To add to that: GPUs do support "conditional" matrix multiplication, they just don't benefit from that type of optimization. Essentially, it takes as much time to skip a computation as it does to perform it. And in practice it can even take longer since the extra logic required to keep track of which computations to skip will add overhead.
In order for this to make sense on a GPU you need a way of completely sidestepping portions of the model, like the ability to skip whole layers that are not relevant (a bit how MoE works already). If you have to load a weight from memory, or some sort of metadata to figure out what each individual weight is connected to, you've already allocated as many resources to that weight as you would if you simply used it in a streamlined matrix multiplication.
The same also holds to a lesser extent for efficient CPU implementations that also rely on SIMD computations, regular memory layouts and predictable control flows.

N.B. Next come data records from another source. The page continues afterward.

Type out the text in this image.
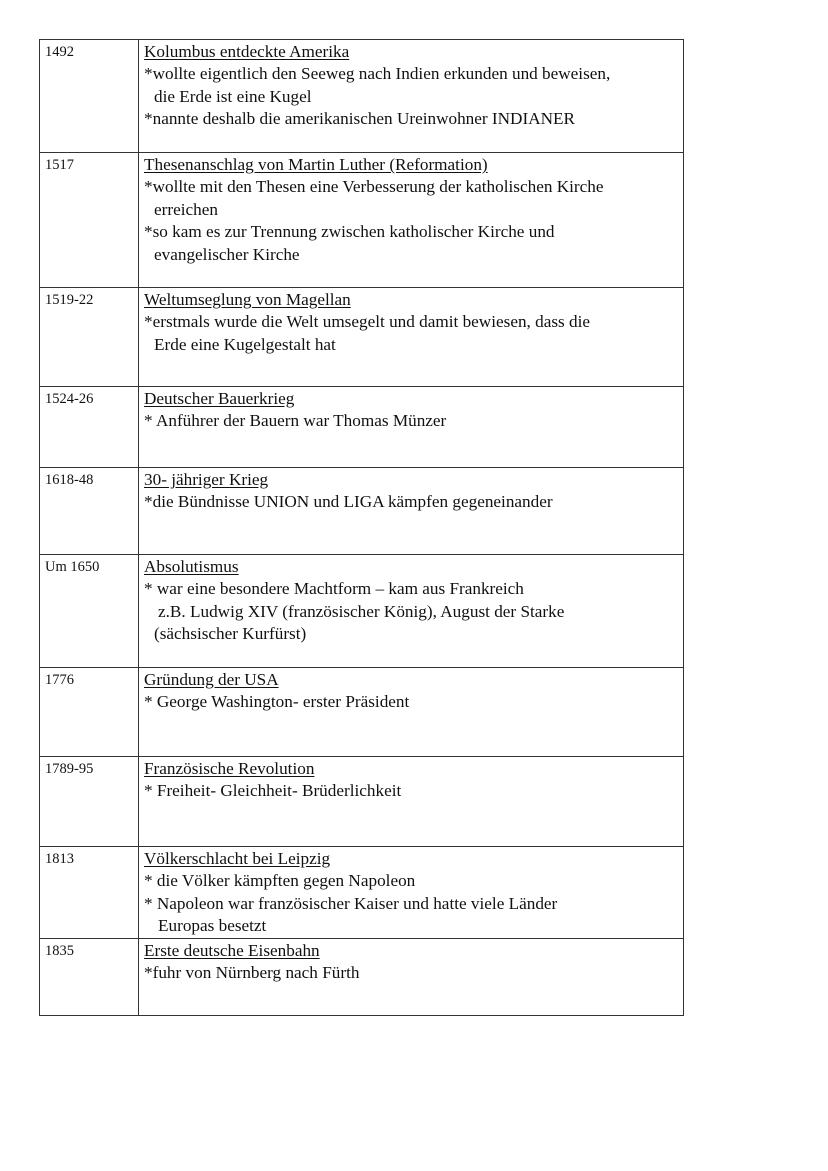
1492	Kolumbus entdeckte Amerika
*wollte eigentlich den Seeweg nach Indien erkunden und beweisen,
die Erde ist eine Kugel
*nannte deshalb die amerikanischen Ureinwohner INDIANER

1517	Thesenanschlag von Martin Luther (Reformation)
*wollte mit den Thesen eine Verbesserung der katholischen Kirche
erreichen
*so kam es zur Trennung zwischen katholischer Kirche und
evangelischer Kirche

1519-22	Weltumseglung von Magellan
*erstmals wurde die Welt umsegelt und damit bewiesen, dass die
Erde eine Kugelgestalt hat

1524-26	Deutscher Bauerkrieg
* Anführer der Bauern war Thomas Münzer

1618-48	30- jähriger Krieg
*die Bündnisse UNION und LIGA kämpfen gegeneinander

Um 1650	Absolutismus
* war eine besondere Machtform – kam aus Frankreich
z.B. Ludwig XIV (französischer König), August der Starke
(sächsischer Kurfürst)

1776	Gründung der USA
* George Washington- erster Präsident

1789-95	Französische Revolution
* Freiheit- Gleichheit- Brüderlichkeit

1813	Völkerschlacht bei Leipzig
* die Völker kämpften gegen Napoleon
* Napoleon war französischer Kaiser und hatte viele Länder
Europas besetzt

1835	Erste deutsche Eisenbahn
*fuhr von Nürnberg nach Fürth
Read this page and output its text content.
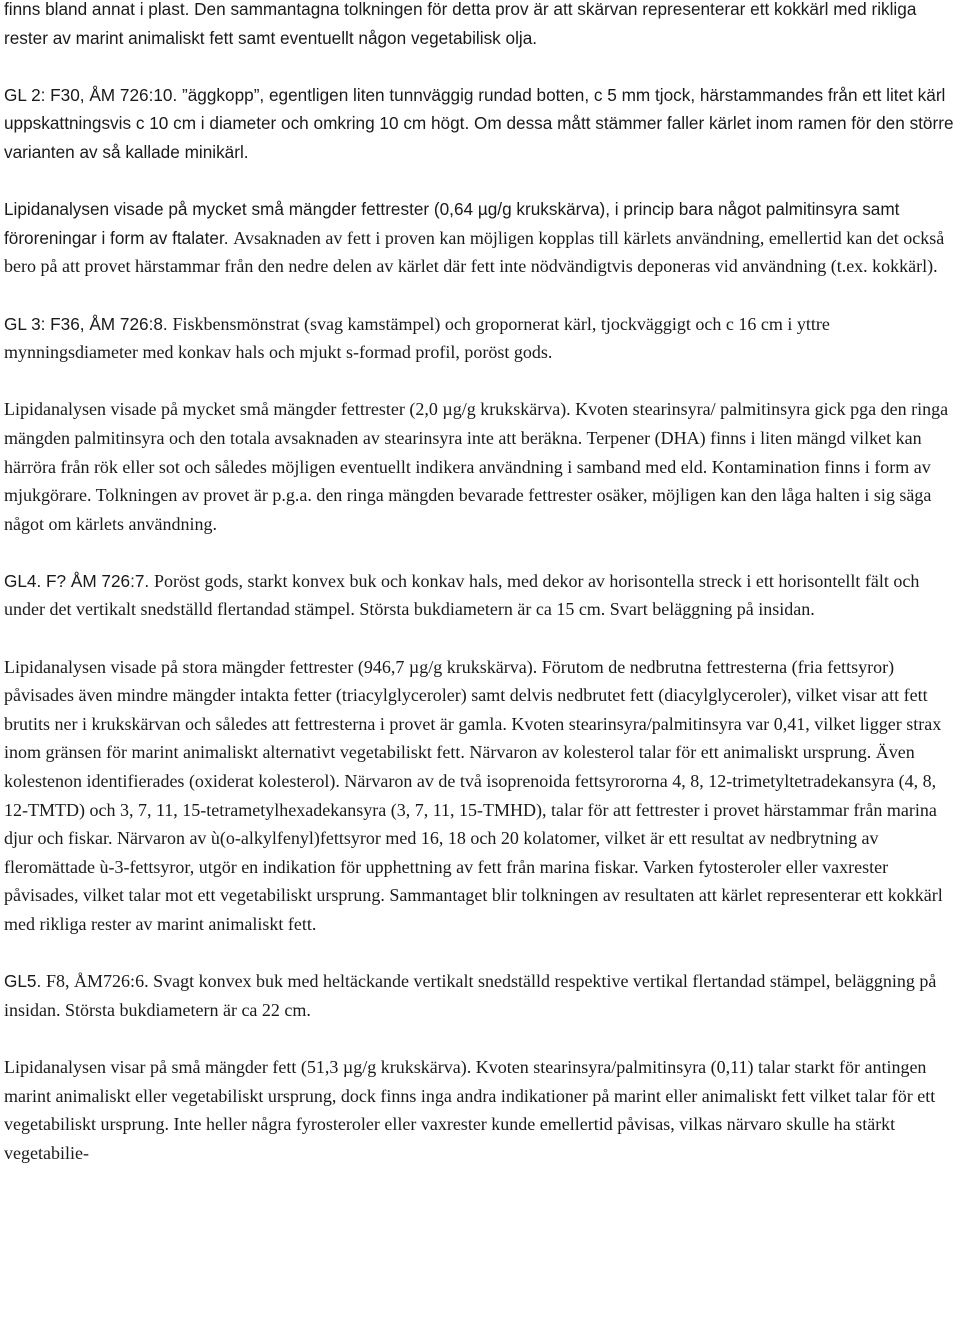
finns bland annat i plast. Den sammantagna tolkningen för detta prov är att skärvan representerar ett kokkärl med rikliga rester av marint animaliskt fett samt eventuellt någon vegetabilisk olja.

GL 2: F30, ÅM 726:10. ”äggkopp”, egentligen liten tunnväggig rundad botten, c 5 mm tjock, härstammandes från ett litet kärl uppskattningsvis c 10 cm i diameter och omkring 10 cm högt. Om dessa mått stämmer faller kärlet inom ramen för den större varianten av så kallade minikärl.

Lipidanalysen visade på mycket små mängder fettrester (0,64 µg/g krukskärva), i princip bara något palmitinsyra samt föroreningar i form av ftalater. Avsaknaden av fett i proven kan möjligen kopplas till kärlets användning, emellertid kan det också bero på att provet härstammar från den nedre delen av kärlet där fett inte nödvändigtvis deponeras vid användning (t.ex. kokkärl).

GL 3: F36, ÅM 726:8. Fiskbensmönstrat (svag kamstämpel) och gropornerat kärl, tjockväggigt och c 16 cm i yttre mynningsdiameter med konkav hals och mjukt s-formad profil, poröst gods.

Lipidanalysen visade på mycket små mängder fettrester (2,0 µg/g krukskärva). Kvoten stearinsyra/ palmitinsyra gick pga den ringa mängden palmitinsyra och den totala avsaknaden av stearinsyra inte att beräkna. Terpener (DHA) finns i liten mängd vilket kan härröra från rök eller sot och således möjligen eventuellt indikera användning i samband med eld. Kontamination finns i form av mjukgörare. Tolkningen av provet är p.g.a. den ringa mängden bevarade fettrester osäker, möjligen kan den låga halten i sig säga något om kärlets användning.

GL4. F? ÅM 726:7. Poröst gods, starkt konvex buk och konkav hals, med dekor av horisontella streck i ett horisontellt fält och under det vertikalt snedställd flertandad stämpel. Största bukdiametern är ca 15 cm. Svart beläggning på insidan.

Lipidanalysen visade på stora mängder fettrester (946,7 µg/g krukskärva). Förutom de nedbrutna fettresterna (fria fettsyror) påvisades även mindre mängder intakta fetter (triacylglyceroler) samt delvis nedbrutet fett (diacylglyceroler), vilket visar att fett brutits ner i krukskärvan och således att fettresterna i provet är gamla. Kvoten stearinsyra/palmitinsyra var 0,41, vilket ligger strax inom gränsen för marint animaliskt alternativt vegetabiliskt fett. Närvaron av kolesterol talar för ett animaliskt ursprung. Även kolestenon identifierades (oxiderat kolesterol). Närvaron av de två isoprenoida fettsyrororna 4, 8, 12-trimetyltetradekansyra (4, 8, 12-TMTD) och 3, 7, 11, 15-tetrametylhexadekansyra (3, 7, 11, 15-TMHD), talar för att fettrester i provet härstammar från marina djur och fiskar. Närvaron av ù(o-alkylfenyl)fettsyror med 16, 18 och 20 kolatomer, vilket är ett resultat av nedbrytning av fleromättade ù-3-fettsyror, utgör en indikation för upphettning av fett från marina fiskar. Varken fytosteroler eller vaxrester påvisades, vilket talar mot ett vegetabiliskt ursprung. Sammantaget blir tolkningen av resultaten att kärlet representerar ett kokkärl med rikliga rester av marint animaliskt fett.

GL5. F8, ÅM726:6. Svagt konvex buk med heltäckande vertikalt snedställd respektive vertikal flertandad stämpel, beläggning på insidan. Största bukdiametern är ca 22 cm.

Lipidanalysen visar på små mängder fett (51,3 µg/g krukskärva). Kvoten stearinsyra/palmitinsyra (0,11) talar starkt för antingen marint animaliskt eller vegetabiliskt ursprung, dock finns inga andra indikationer på marint eller animaliskt fett vilket talar för ett vegetabiliskt ursprung. Inte heller några fyrosteroler eller vaxrester kunde emellertid påvisas, vilkas närvaro skulle ha stärkt vegetabilie-
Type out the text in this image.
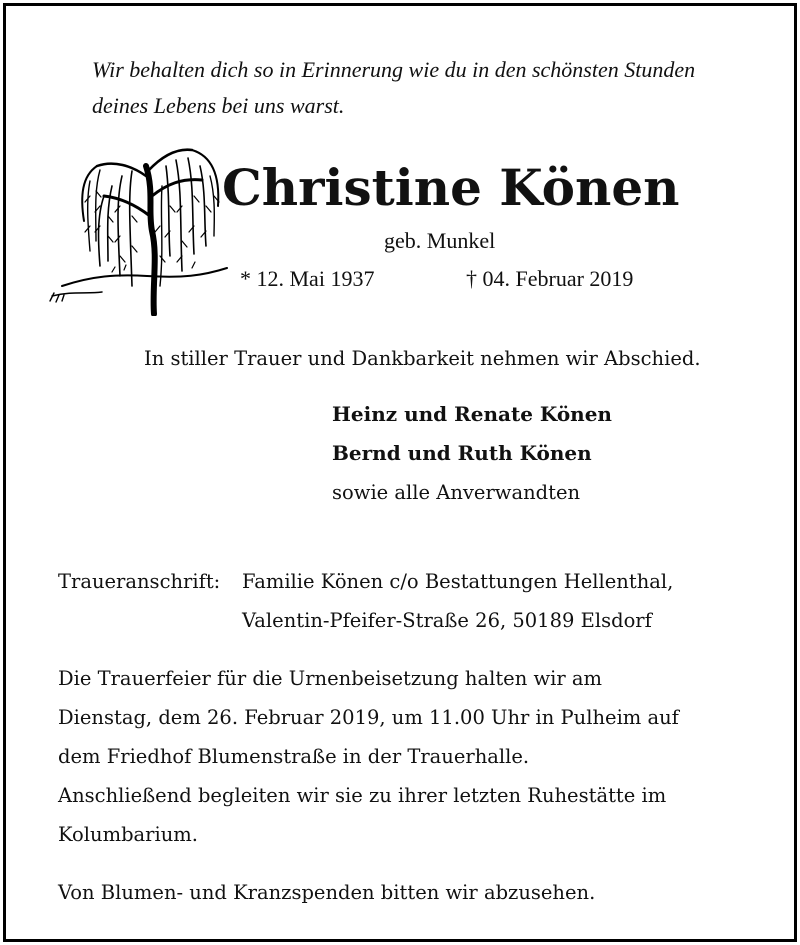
Wir behalten dich so in Erinnerung wie du in den schönsten Stunden
deines Lebens bei uns warst.
Christine Könen
geb. Munkel
* 12. Mai 1937	† 04. Februar 2019
In stiller Trauer und Dankbarkeit nehmen wir Abschied.
Heinz und Renate Könen
Bernd und Ruth Könen
sowie alle Anverwandten
Traueranschrift: Familie Könen c/o Bestattungen Hellenthal,
Valentin-Pfeifer-Straße 26, 50189 Elsdorf
Die Trauerfeier für die Urnenbeisetzung halten wir am
Dienstag, dem 26. Februar 2019, um 11.00 Uhr in Pulheim auf
dem Friedhof Blumenstraße in der Trauerhalle.
Anschließend begleiten wir sie zu ihrer letzten Ruhestätte im
Kolumbarium.
Von Blumen- und Kranzspenden bitten wir abzusehen.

Remind Me! 15 Day “ 40x BERT ”
CPU speed ups... So... Mac's are back in the game for local LLM?
Future is going to be interesting. With this kind of CPU speedup we can run blazing fast LLMs on a toaster if it has enough RAM.
Does this technique affect the required RAM-size for inference?
I don't think so (unfortunately). The model size doesn't change, only the way it is traversed.
Can this technique be combined with lora with a not so low rank? Lora increases the learning time (I heard) but this should be no problem then anymore :)
I wonder if you can pass a large dataset of prompts to perform a certain relatively narrow task and see which neurons get activated. And then use statistical measures to add a few surrounding neurons just in case.
Bet you can get away with near zero reduction in size and massive parameter compression.